Dodd-Frank was meant to reign in the worst of banking behavior that crashed the economy in 2008. That banking behavior took excessive risk on multiple fronts and when those bad risk bets came home to roost, taxpayers were on the hook for bailing them out. In the meantime, taxpayers not only saw the value of (most of) our homes decline for awhile, but also access to credit scaled back (and existing credit scaled back) and job layoffs. In the meantime, we were asked to bail out banks and the auto industry. According to most trackers, the Treasury has gotten back most of these funds. There were other costs as well, that we continue to incur. But many Americans are still recovering from this bank-caused crash. Between catching up on employment, savings or recovering property value, much of the 99% are still recovering.

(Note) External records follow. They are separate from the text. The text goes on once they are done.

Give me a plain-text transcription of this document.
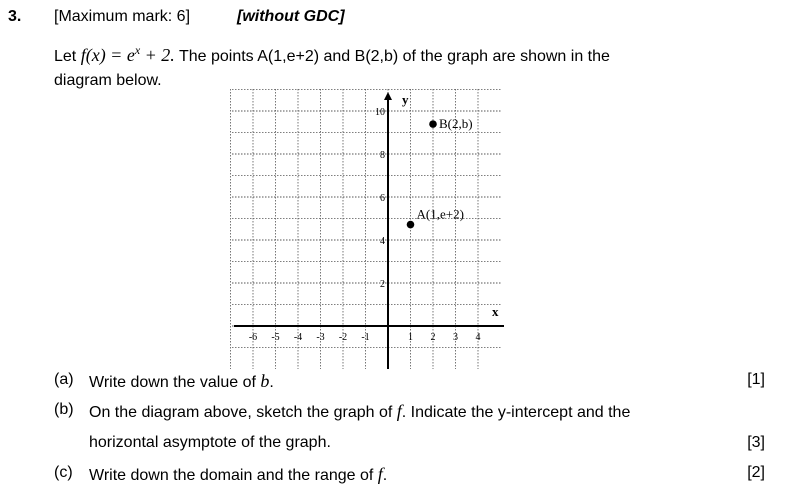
3. [Maximum mark: 6]	[without GDC]
Let $f(x) = e^x + 2$. The points A(1,e+2) and B(2,b) of the graph are shown in the
diagram below.
-6 -5 -4 -3 -2 -1	1 2 3 4
2
4
6
8
10
A(1,e+2)
B(2,b)
x
y
(a) Write down the value of b.	[1]
(b) On the diagram above, sketch the graph of f. Indicate the y-intercept and the
horizontal asymptote of the graph.	[3]
(c) Write down the domain and the range of f.	[2]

And now Trump — who campaigned specifically against Wall Street — has packed his cabinet with Wall Street (and other looting types) and they are getting ready to add to their coffers. This time by just draining the US Treasury. But Hillary gave speeches to Goldman Sachs, you should know. I also remember people arguing with me when I noted that Trump was the 1% and would be doing their bidding. Now I want you to tell me who exactly got fooled here.
Everyone who thought that populism was on the table and something that Democrats needed to replicate really need to sign over their retirement accounts and get to wondering in the desert. And all of the people who voted for the GOP and this buffoon of a President need to put themselves on a List — a List who will be paying the bill for all of the money that these billionaires will be sucking out of the Treasury.
This is so disappointing to me — I argued to let these banks fail 8 years ago and we should have. At least they wouldn’t be back trying to make the American Taxpayer into their risk backstop. Many of us thought that bankers should have taken more than a few perp walks. But between some long term weakening of the right divisions at the Justice Department and the early Obama Admin being convinced that legal attention could further damage weak banks, we were left with letting banks fix themselves with our money. We were also left with powerful banks who really did not want to live with these new regulations.
And now Goldman is back in the drivers seat and they are determined to make sure that all of their risks are socialized to us. They probably don’t pay much in taxes, either. But I can’t imagine that this is what Trump voters thought they were getting. Even so, Trump justifies this by saying that his friends can’t get loans. Which means that his friends are likely bad credit risks or just plain bankrupt, because banks are certainly lending.
Banks are now bigger than they were in 2008, the have greater capital, they are even more systemic and Trump is getting ready to tell them to restart the risky behavior that crashed the economy before.